Fault Tolerance: Failover/Takeover on Webservers

OvermindDL1 · July 5, 2017, 4:21pm

I agree there too, which is why the front-end nginx is all that it does, it never has issues. ^.^

cmkarlsson · July 5, 2017, 9:11pm

Correct. You can’t rely on distributed erlang over WAN so another solution for these are needed. Geographical redundancy is in fact super hard. It is OK if you have a state-less web application which can be hosted anywhere in the world but as soon as you’ve got state that needs to be consistent it is really hard.

There is no RDBMS database that offer a painless solution to this. Even Oracle with its golden gate technology probably introduces more problem than it solves.

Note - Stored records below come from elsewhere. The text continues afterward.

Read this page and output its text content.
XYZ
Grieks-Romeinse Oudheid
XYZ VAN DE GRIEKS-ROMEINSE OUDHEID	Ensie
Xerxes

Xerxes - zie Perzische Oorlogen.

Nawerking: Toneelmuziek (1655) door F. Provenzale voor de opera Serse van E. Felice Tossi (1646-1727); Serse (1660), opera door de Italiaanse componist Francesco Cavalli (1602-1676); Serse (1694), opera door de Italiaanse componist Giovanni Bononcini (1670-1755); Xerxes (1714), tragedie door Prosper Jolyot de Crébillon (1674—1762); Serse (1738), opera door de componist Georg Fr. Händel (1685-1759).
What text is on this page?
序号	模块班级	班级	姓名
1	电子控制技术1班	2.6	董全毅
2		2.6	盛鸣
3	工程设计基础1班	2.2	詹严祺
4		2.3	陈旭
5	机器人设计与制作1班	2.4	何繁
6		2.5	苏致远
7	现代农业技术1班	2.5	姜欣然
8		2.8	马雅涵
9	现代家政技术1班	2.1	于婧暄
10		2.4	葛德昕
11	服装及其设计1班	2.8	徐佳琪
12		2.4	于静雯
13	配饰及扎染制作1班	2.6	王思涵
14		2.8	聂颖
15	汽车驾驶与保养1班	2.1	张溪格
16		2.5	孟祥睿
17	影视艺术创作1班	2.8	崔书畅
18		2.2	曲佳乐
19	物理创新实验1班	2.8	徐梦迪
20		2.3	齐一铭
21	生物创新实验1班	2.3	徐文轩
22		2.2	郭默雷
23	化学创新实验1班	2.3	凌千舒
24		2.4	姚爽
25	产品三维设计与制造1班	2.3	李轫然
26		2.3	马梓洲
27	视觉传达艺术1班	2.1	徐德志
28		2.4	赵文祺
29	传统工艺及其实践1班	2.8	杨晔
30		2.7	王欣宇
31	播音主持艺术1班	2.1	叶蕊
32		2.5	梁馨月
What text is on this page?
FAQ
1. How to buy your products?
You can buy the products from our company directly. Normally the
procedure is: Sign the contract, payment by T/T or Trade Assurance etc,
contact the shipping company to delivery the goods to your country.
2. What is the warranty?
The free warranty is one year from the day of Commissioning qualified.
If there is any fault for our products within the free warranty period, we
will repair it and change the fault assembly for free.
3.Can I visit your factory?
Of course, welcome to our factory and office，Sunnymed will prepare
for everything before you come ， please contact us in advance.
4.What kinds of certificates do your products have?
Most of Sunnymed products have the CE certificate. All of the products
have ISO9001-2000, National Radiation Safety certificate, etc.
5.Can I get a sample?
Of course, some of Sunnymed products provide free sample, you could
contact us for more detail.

Not really. You have two hardware load-balancers to get redundancy. These have IP failover using a protocol such as VRRP or CARP. They are then of course connected to different physical internal networks so you don’t have a Single Point of Failure there either.

However, High Availability comes at a cost and the simple formula. If the cost of addressing a problem is higher than the risk times the estimated cost of the outage you generally don’t bother.
risk * cost-of-outage > cost-of-protection

And, from my experience high-availability introduces more things that can go wrong. From what we’ve seen at a number of our customers: The most common thing that goes wrong and causes outages is mis-managed database High Availability.

I am looking at you: Oracle Dataguard, Oracle RAC, MySQL Caldera Cluster, HADB.

For a database I’d recommend a master database with async log shipping to a stand-by and a manual failover in case something goes wrong. The important thing is that you have a well tested procedure if something goes wrong.

And in terms or erlang I think the most common thing still is to have a couple of redundant entry nodes distributing to a larger internal cluster.

DianaOlympos · July 5, 2017, 9:58pm

Cassandra got some of this stuff for multi zone geographical distribution, but it is a pain to use.

In general none of the “classic DB” do it well. Multi DC failover is still a dark art and nearly all vendors stuff is magic powder that does not work.